MoE vs Dense — Tradeoffs in Practice
| Dimension | Dense Model | MoE Model |
|---|---|---|
| Parameters per token activated | 100% (all params) | K/N fraction (e.g., 25% if K=2, N=8) |
| Total memory required | Model size | Full model size (all experts must fit in memory) |
| Inference compute (FLOPs) | Scales with total params | Scales with active params only |
| Distributed inference complexity | Standard tensor/pipeline parallelism | Expert parallelism required; all-to-all communication between GPUs |
| Training stability | Well-understood, stable | Requires careful load balancing; can collapse |
| Quality per active FLOP | Baseline | Higher — more total capacity helps reasoning |
The practical summary: MoE gives you better quality per FLOP at the cost of more total memory and higher distributed system complexity. For organizations running massive inference workloads (where compute cost per token matters enormously), MoE is a compelling choice. For teams running models on a single machine or needing predictable, simple inference, dense models are easier to operate.

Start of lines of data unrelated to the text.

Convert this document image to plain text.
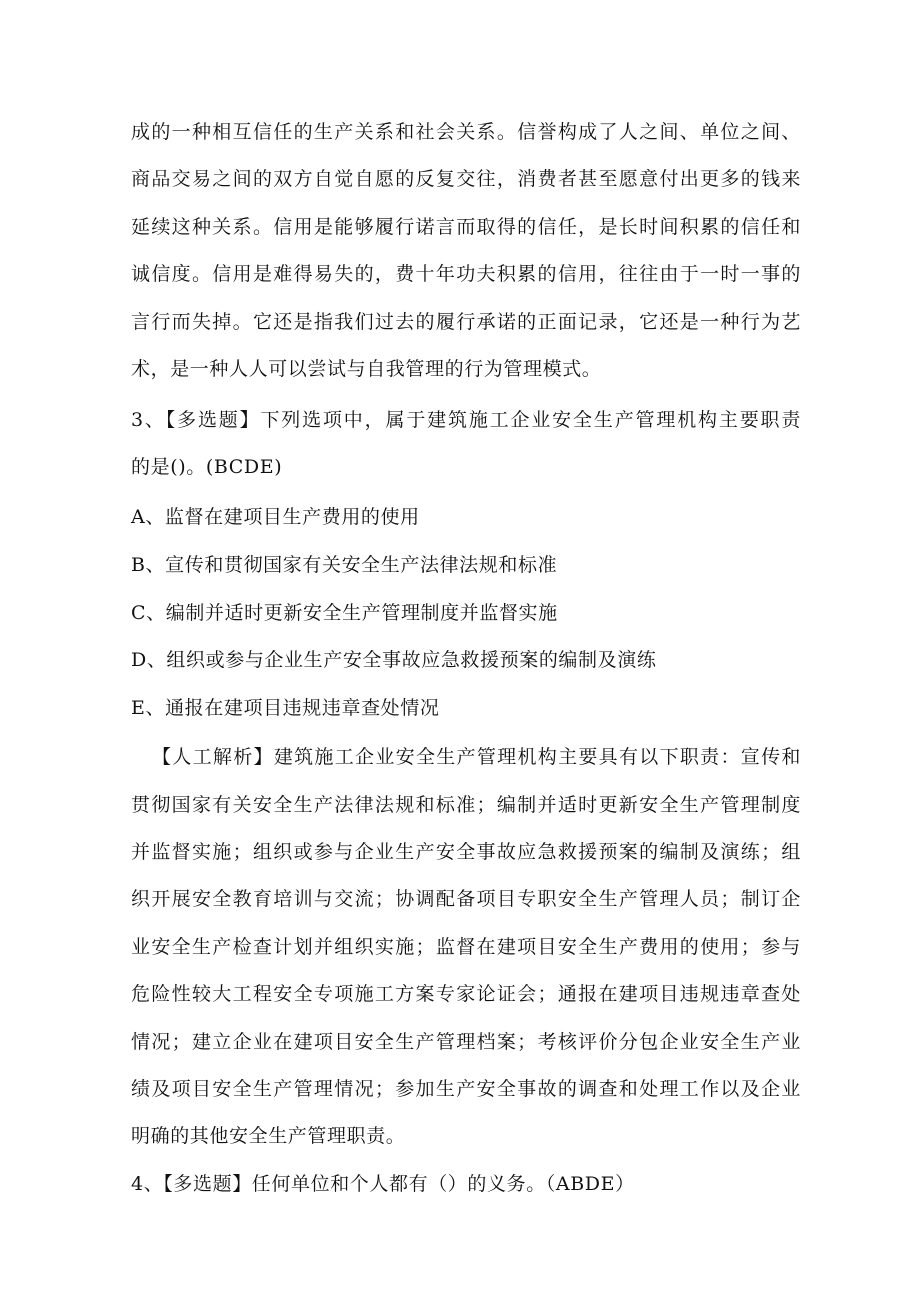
成的一种相互信任的生产关系和社会关系。信誉构成了人之间、单位之间、
商品交易之间的双方自觉自愿的反复交往，消费者甚至愿意付出更多的钱来
延续这种关系。信用是能够履行诺言而取得的信任，是长时间积累的信任和
诚信度。信用是难得易失的，费十年功夫积累的信用，往往由于一时一事的
言行而失掉。它还是指我们过去的履行承诺的正面记录，它还是一种行为艺
术，是一种人人可以尝试与自我管理的行为管理模式。
3、【多选题】下列选项中，属于建筑施工企业安全生产管理机构主要职责
的是()。(BCDE)
A、监督在建项目生产费用的使用
B、宣传和贯彻国家有关安全生产法律法规和标准
C、编制并适时更新安全生产管理制度并监督实施
D、组织或参与企业生产安全事故应急救援预案的编制及演练
E、通报在建项目违规违章查处情况
【人工解析】建筑施工企业安全生产管理机构主要具有以下职责：宣传和
贯彻国家有关安全生产法律法规和标准；编制并适时更新安全生产管理制度
并监督实施；组织或参与企业生产安全事故应急救援预案的编制及演练；组
织开展安全教育培训与交流；协调配备项目专职安全生产管理人员；制订企
业安全生产检查计划并组织实施；监督在建项目安全生产费用的使用；参与
危险性较大工程安全专项施工方案专家论证会；通报在建项目违规违章查处
情况；建立企业在建项目安全生产管理档案；考核评价分包企业安全生产业
绩及项目安全生产管理情况；参加生产安全事故的调查和处理工作以及企业
明确的其他安全生产管理职责。
4、【多选题】任何单位和个人都有（）的义务。（ABDE）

Checklist: Do You Understand This?
- What does it mean to "decouple model capacity from compute cost" in MoE?
- In an MoE transformer, what component does the set of N expert FFNs replace?
- Describe how the router selects which experts to activate for a given token.
- What is expert collapse, and why does it happen during training?
- Name two techniques used to encourage load balancing across experts during training.
- What did the Switch Transformer demonstrate, and what routing approach did it use?
- In a MoE model with 8 experts and K=2, what fraction of FFN parameters are active per token, and what fraction must fit in memory for inference?
- Why does distributed inference of MoE models require "expert parallelism" and inter-GPU communication that dense models do not?